Manipulation of a Single Gene for the Treatment of Malattia Leventinese and Dry Age-Related Macular Degeneration

John Hulleman, PhD The University of Texas Southwestern Medical Center


Malattia Leventinese (ML) and age-related macular degeneration (AMD) are two eye diseases that disrupt the normal physiology of the retina, the back portion of the eye which is responsible for sensing light. If these diseases are left unchecked, they can interfere with a person’s vision, and in some cases, result in blindness. The overall goal of this project is to reduce the levels of a single protein expressed in the retinal pigment epithelium, a layer of tissue in the retina, which is involved in the pathogenesis of both ML and AMD. By reducing the levels of this protein, we anticipate that we will significantly slow or halt disease progression. 

Project Details

The goal of our project is to slow or prevent damage to a cell layer in the eye called the retinal pigment epithelium (RPE) by genetically reducing expression of a target protein in the retina that has been associated with inflammation and risk of macular degeneration.

Our first aim is to optimize our proposed genetically-encoded therapeutic approach by testing a library of genetic constructs for their ability to reduce expression of the target in mouse and human RPE cells cultured in vitro. We will use immortalized mouse and human RPE cell lines and primary RPE cells isolated from mice. We will measure the magnitude of reduced expression of the target and also investigate the specificity of the potential therapeutic approaches by looking at expression of several other closely related proteins.

Our second aim is to test our proposed therapy in vivo using two different mouse models of macular degeneration. Two general characteristics of macular degeneration are the formation of lipid and protein-rich deposits, called drusen, that form underneath the RPE, as well as RPE cell death. Lead genetic constructs identified in the first aim will be injected intravitreally in mouse models of macular degeneration and expression levels of the target protein in the retina will be compared with those in mice receiving control intravitreal injections at varying time points. Deposit formation underneath the RPE will be followed in the mice at intervals over a 12-month period and RPE cell atrophy measured at the end of the 12 months.

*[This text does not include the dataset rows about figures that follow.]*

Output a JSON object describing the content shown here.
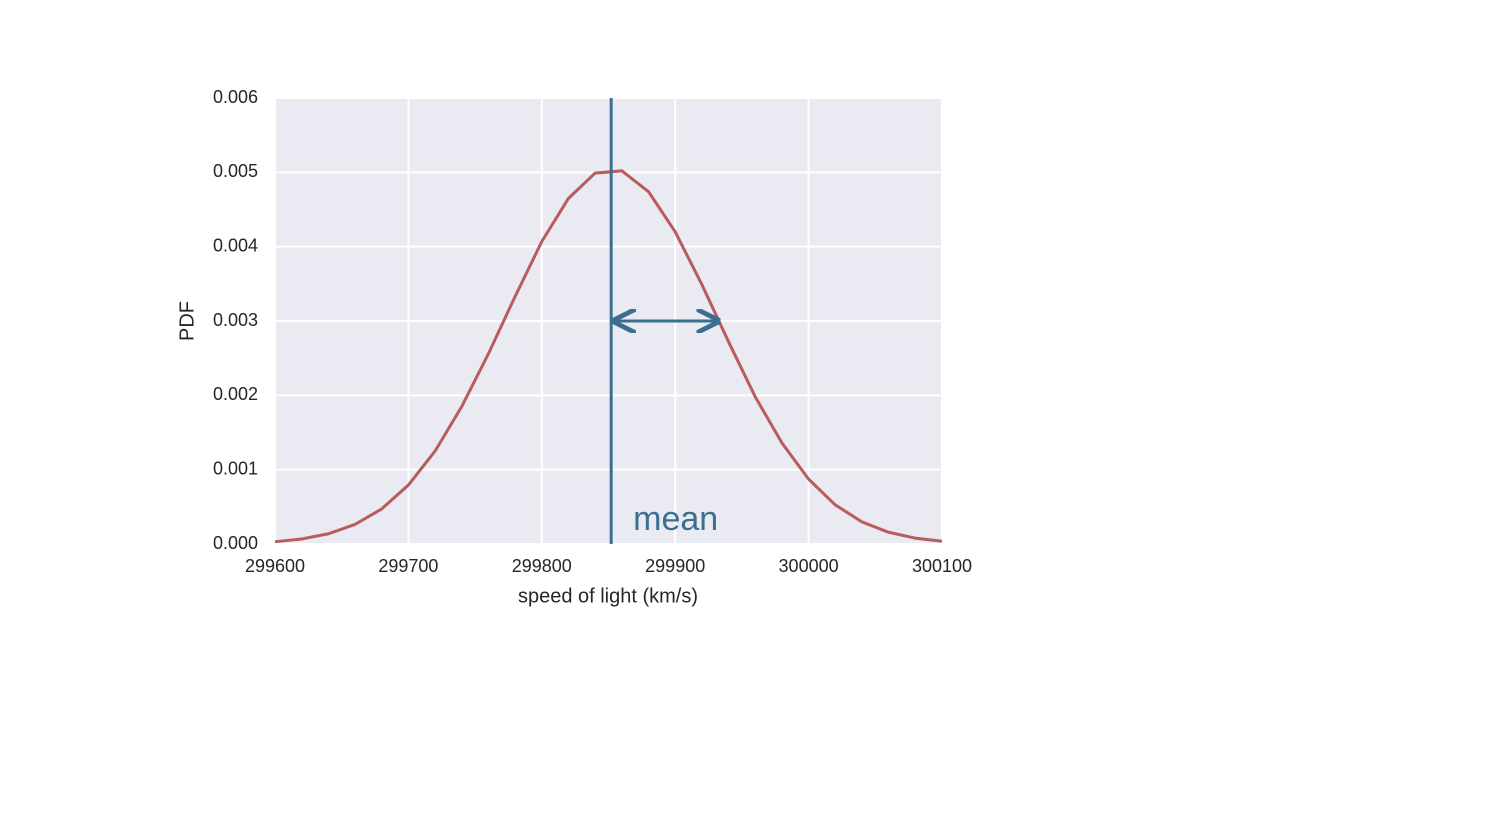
{
  "chart_data": {
    "type": "line",
    "xlabel": "speed of light (km/s)",
    "ylabel": "PDF",
    "x": [
      299600,
      299620,
      299640,
      299660,
      299680,
      299700,
      299720,
      299740,
      299760,
      299780,
      299800,
      299820,
      299840,
      299860,
      299880,
      299900,
      299920,
      299940,
      299960,
      299980,
      300000,
      300020,
      300040,
      300060,
      300080,
      300100
    ],
    "values": [
      3.12e-05,
      6.77e-05,
      0.000138,
      0.000264,
      0.000472,
      0.000793,
      0.00125,
      0.00185,
      0.00256,
      0.00333,
      0.00407,
      0.00465,
      0.00499,
      0.00502,
      0.00474,
      0.0042,
      0.00349,
      0.00272,
      0.00198,
      0.00136,
      0.000873,
      0.000526,
      0.000298,
      0.000158,
      7.85e-05,
      3.66e-05
    ],
    "color": "#b85c5c",
    "mean_line": {
      "x": 299852,
      "color": "#3a6f8f",
      "label": "mean"
    },
    "arrow": {
      "x": [
        299852,
        299932
      ],
      "y": 0.003
    },
    "xlim": [
      299600,
      300100
    ],
    "xticks": [
      299600,
      299700,
      299800,
      299900,
      300000,
      300100
    ],
    "ylim": [
      0,
      0.006
    ],
    "yticks": [
      {
        "value": 0,
        "label": "0.000"
      },
      0.001,
      0.002,
      0.003,
      0.004,
      0.005,
      0.006
    ],
    "grid": true,
    "background": "#eaeaf2"
  }
}
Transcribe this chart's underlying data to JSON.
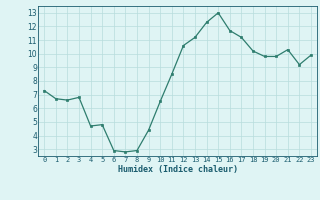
{
  "x": [
    0,
    1,
    2,
    3,
    4,
    5,
    6,
    7,
    8,
    9,
    10,
    11,
    12,
    13,
    14,
    15,
    16,
    17,
    18,
    19,
    20,
    21,
    22,
    23
  ],
  "y": [
    7.3,
    6.7,
    6.6,
    6.8,
    4.7,
    4.8,
    2.9,
    2.8,
    2.9,
    4.4,
    6.5,
    8.5,
    10.6,
    11.2,
    12.3,
    13.0,
    11.7,
    11.2,
    10.2,
    9.8,
    9.8,
    10.3,
    9.2,
    9.9
  ],
  "xlabel": "Humidex (Indice chaleur)",
  "xlim": [
    -0.5,
    23.5
  ],
  "ylim": [
    2.5,
    13.5
  ],
  "yticks": [
    3,
    4,
    5,
    6,
    7,
    8,
    9,
    10,
    11,
    12,
    13
  ],
  "xticks": [
    0,
    1,
    2,
    3,
    4,
    5,
    6,
    7,
    8,
    9,
    10,
    11,
    12,
    13,
    14,
    15,
    16,
    17,
    18,
    19,
    20,
    21,
    22,
    23
  ],
  "line_color": "#2e7d6e",
  "marker_color": "#2e7d6e",
  "bg_color": "#dff4f4",
  "grid_color": "#b8dcdc",
  "label_color": "#1a5c6e",
  "tick_color": "#1a5c6e",
  "xlabel_fontsize": 6.0,
  "tick_fontsize_x": 5.0,
  "tick_fontsize_y": 5.5
}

One of the innovative aspects of our proposed research is that realization of this proposal’s objectives will demonstrate that a single therapeutic approach is an effective strategy to prevent sub-RPE protein deposits and RPE cell death in distinct mouse models of retinal degeneration. These observations will provide a strong basis for pursuing a similar strategy to treat humans that have a high likelihood of developing geographic atrophy (GA)/dry age-related macular degeneration (AMD), or who are afflicted by specific, rare retinal diseases.

AMD is the leading cause of blindness in the elderly in industrialized nations. It is estimated that nearly 300 million people worldwide will have some form of AMD by 2040. Thus far, there is no effective treatment for halting atrophic (or ‘dry’) AMD progression, which affects 90 percent of all AMD patients. While the causes of AMD are complex, oxidative stress and inflammation are widely accepted as contributing factors that can influence AMD onset or progression. Thus, strategies that target one or more of these factors will likely benefit patients with AMD and could potentially be used to treat other retinal diseases that are caused by similar pathogenic phenomena.